Could yu please help me to translate this? Your help is much appreciated.

"Cago,jedu z prace, byla akce a zbylo vino, tak jsme pak chlastali.Jsem namazana a rano vstavam do skoly. Tak snad talk to you o vikundu. Co ty, prezivas?"

Thank you.


----------



## Matcha

_Hey, going from work, there was a party (_or something, the recipient of the message will likely know_) and some wine was left, so we drunk (_chlastat is a rather "tough" word for drink_). I am drunk and I am getting up to go to school tomorrow morning. So hope to talk to u on the weekend. How about you, is it going pretty much ok (_literally: are you surviving_)?_ It's written in a pretty colloquial language, so it's hard for me to find exact synonyms in English, somebody else may likely do a better job, but I think you understand now


----------



## Plzenak

Sr. Cabeza said:


> Hi,
> 
> Could yu please help me to translate this? Your help is much appreciated.
> 
> "Cago,jedu z prace, byla akce a zbylo vino, tak jsme pak chlastali.Jsem namazana a rano vstavam do skoly. Tak snad talk to you o vikundu. Co ty, prezivas?"
> 
> Thank you.


 

Versión espaňola.

Hola (´čágo´(´cago´ sin los tildes) es un saludo coloquial y no es literario) , me voy del trabajo , tuvimos (supongo que el autor habla del día antes de hoy) una fiesta y nos quedó un poco de vino , entonces potamos . He cogido un pedo ( supongo que el autor habla de hoy ) y maňana me levanto para la escuela . Espero hablar contigo este fin de
semana . Y tú ? Qué tal ? (Cómo lo sobrevives tú ?)

Como ya Matcha ha dicho arriba , es difícil traducir textos como ese , porque se utilizan muchas expresiones coloquiales en ellos.

Ojalá te ayude.

Por favor , corrijame las faltas de mi espaňol , si hay algunas .


----------



## ManagaCTAG

Hola,

Plzenak, si me dejas, voy a corregir tu traducción.
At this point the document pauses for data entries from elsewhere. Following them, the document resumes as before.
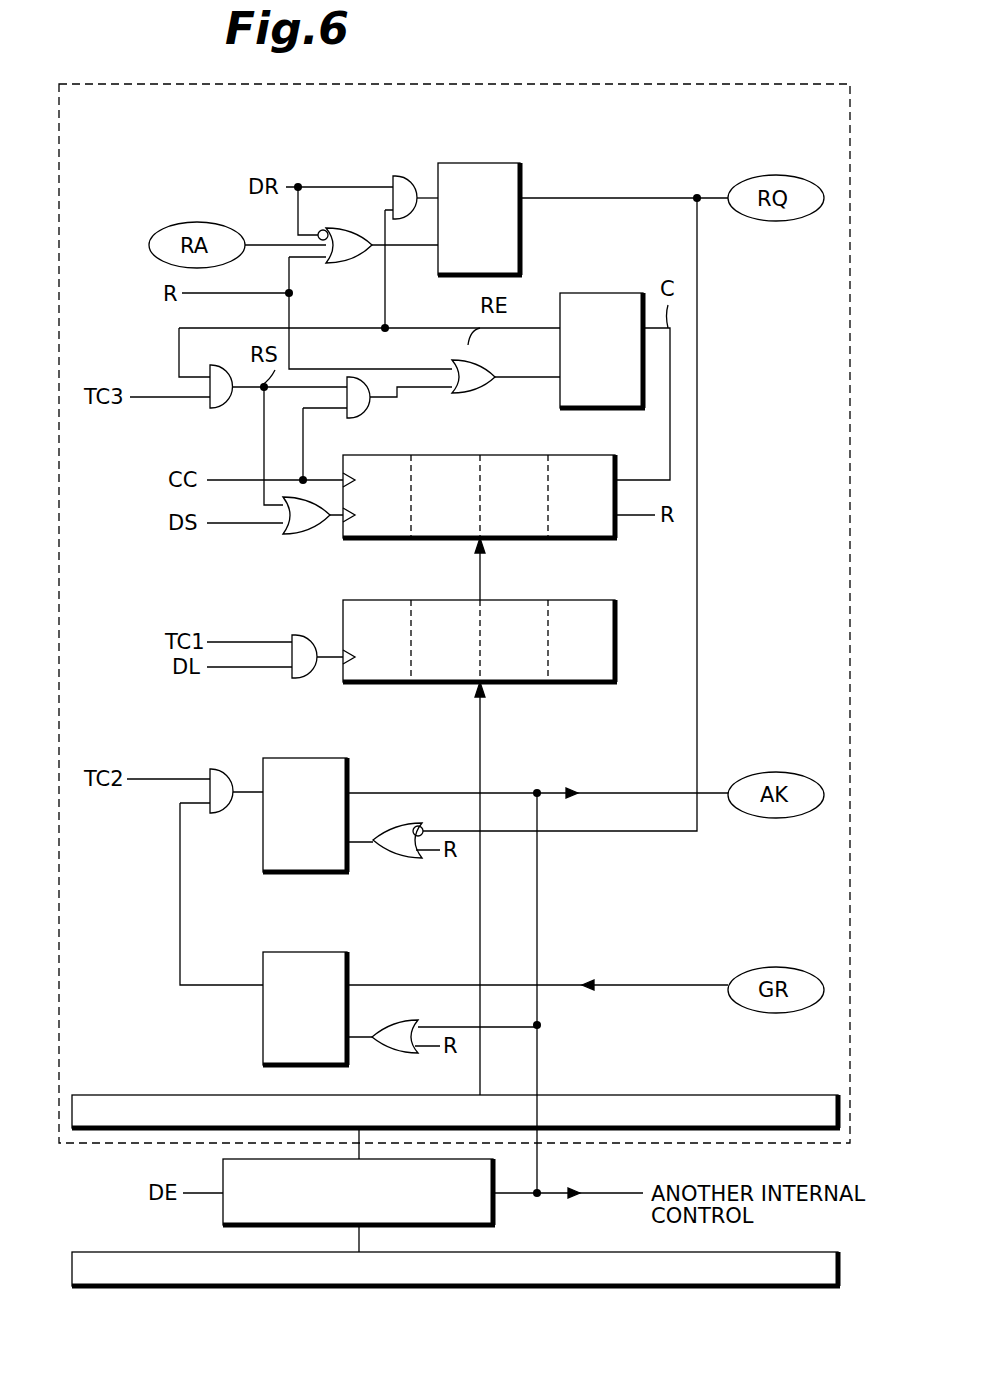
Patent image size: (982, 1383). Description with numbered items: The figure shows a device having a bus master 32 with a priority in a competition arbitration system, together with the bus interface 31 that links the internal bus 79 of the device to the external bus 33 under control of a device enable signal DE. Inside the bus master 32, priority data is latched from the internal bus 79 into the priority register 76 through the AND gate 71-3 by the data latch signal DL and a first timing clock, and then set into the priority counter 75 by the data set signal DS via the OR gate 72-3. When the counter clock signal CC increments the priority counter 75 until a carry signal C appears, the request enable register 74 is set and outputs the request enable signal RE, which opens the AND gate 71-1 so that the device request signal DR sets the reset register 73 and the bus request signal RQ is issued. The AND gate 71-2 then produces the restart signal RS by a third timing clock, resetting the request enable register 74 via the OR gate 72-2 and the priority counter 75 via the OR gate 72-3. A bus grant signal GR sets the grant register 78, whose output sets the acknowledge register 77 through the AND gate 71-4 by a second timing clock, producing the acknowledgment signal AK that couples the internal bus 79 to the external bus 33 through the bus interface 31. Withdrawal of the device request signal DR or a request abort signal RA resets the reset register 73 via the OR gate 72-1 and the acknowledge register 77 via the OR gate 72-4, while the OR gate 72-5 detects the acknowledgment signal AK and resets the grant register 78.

The bus master 32 is at (609, 84).
The bus interface 31 is at (497, 1205).
The external bus 33 is at (585, 1290).
The internal bus 79 is at (638, 1095).
The reset register 73 is at (500, 163).
The request enable register 74 is at (602, 293).
The priority counter 75 is at (540, 455).
The priority register 76 is at (538, 600).
The acknowledge register 77 is at (306, 758).
The grant register 78 is at (304, 952).
The 2-input AND gate 71-1 is at (400, 176).
The 2-input AND gate 71-2 is at (228, 408).
The 2-input AND gate 71-3 is at (303, 635).
The 2-input AND gate 71-4 is at (225, 769).
The 2-input OR gate 72-1 is at (357, 228).
The 2-input OR gate 72-2 is at (468, 393).
The 2-input OR gate 72-3 is at (300, 534).
The 2-input OR gate 72-4 is at (398, 858).
The 2-input OR gate 72-5 is at (398, 1053).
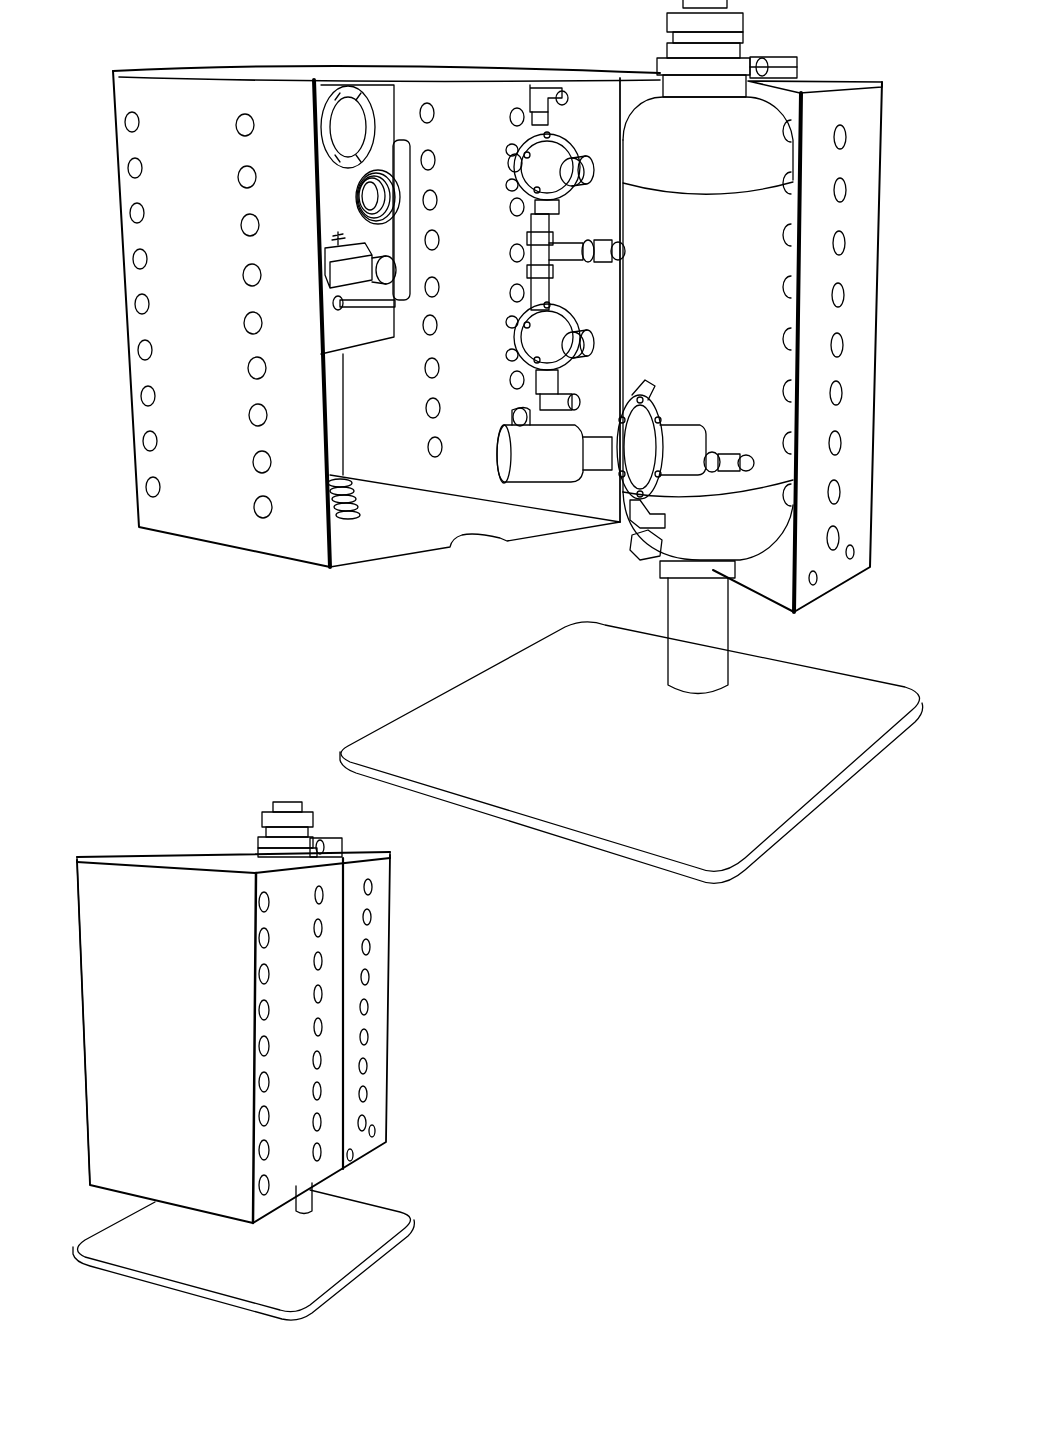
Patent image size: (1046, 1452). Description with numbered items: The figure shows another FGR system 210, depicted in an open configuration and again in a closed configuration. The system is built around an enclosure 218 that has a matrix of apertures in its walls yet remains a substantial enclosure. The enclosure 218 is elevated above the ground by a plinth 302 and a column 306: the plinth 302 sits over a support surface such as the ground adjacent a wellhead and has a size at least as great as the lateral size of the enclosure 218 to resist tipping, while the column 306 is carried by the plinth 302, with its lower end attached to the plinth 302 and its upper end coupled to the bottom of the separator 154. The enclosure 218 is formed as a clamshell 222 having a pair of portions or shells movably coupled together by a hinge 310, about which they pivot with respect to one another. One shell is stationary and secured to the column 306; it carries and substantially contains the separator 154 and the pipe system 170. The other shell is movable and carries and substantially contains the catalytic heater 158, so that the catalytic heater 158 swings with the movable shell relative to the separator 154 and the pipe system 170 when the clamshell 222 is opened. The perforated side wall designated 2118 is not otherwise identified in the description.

Sólo un pouquiño 

_Hola, me voy del trabajo / acabo de salir del trabajo, (ayer) hubo fiesta y quedó un poco de vino así que nos lo bebimos. Estoy bien borracha y por la mañana me levanto / madrugo para ir a la uni / escuela. Bueno, espero hablar contigo el finde. Tú que tal, ¿como te va todo? (literalmente: ¿sobrevives?)_


----------



## capials

chlastat = *guzzle,*
tipple is  polite
 ,booze is hardly a verb


----------



## Garin

I just wonder if "o vikundu" is a typo or slang neologism. Either way it is funny but the correct spelling is "o vikendu".


----------



## Plzenak

Garin said:


> I just wonder if "o vikundu" is a typo or slang neologism. Either way it is funny but the correct spelling is "o vikendu".


 
Myslím , že je to spíš menší překlep.


----------



## papo_308

It may or may not be a typo. Also the girl might be making an alusion to sex. Very roughly, it might be translated as ..talk to you on the weecunt


----------



## ManagaCTAG

I don't really think so.


----------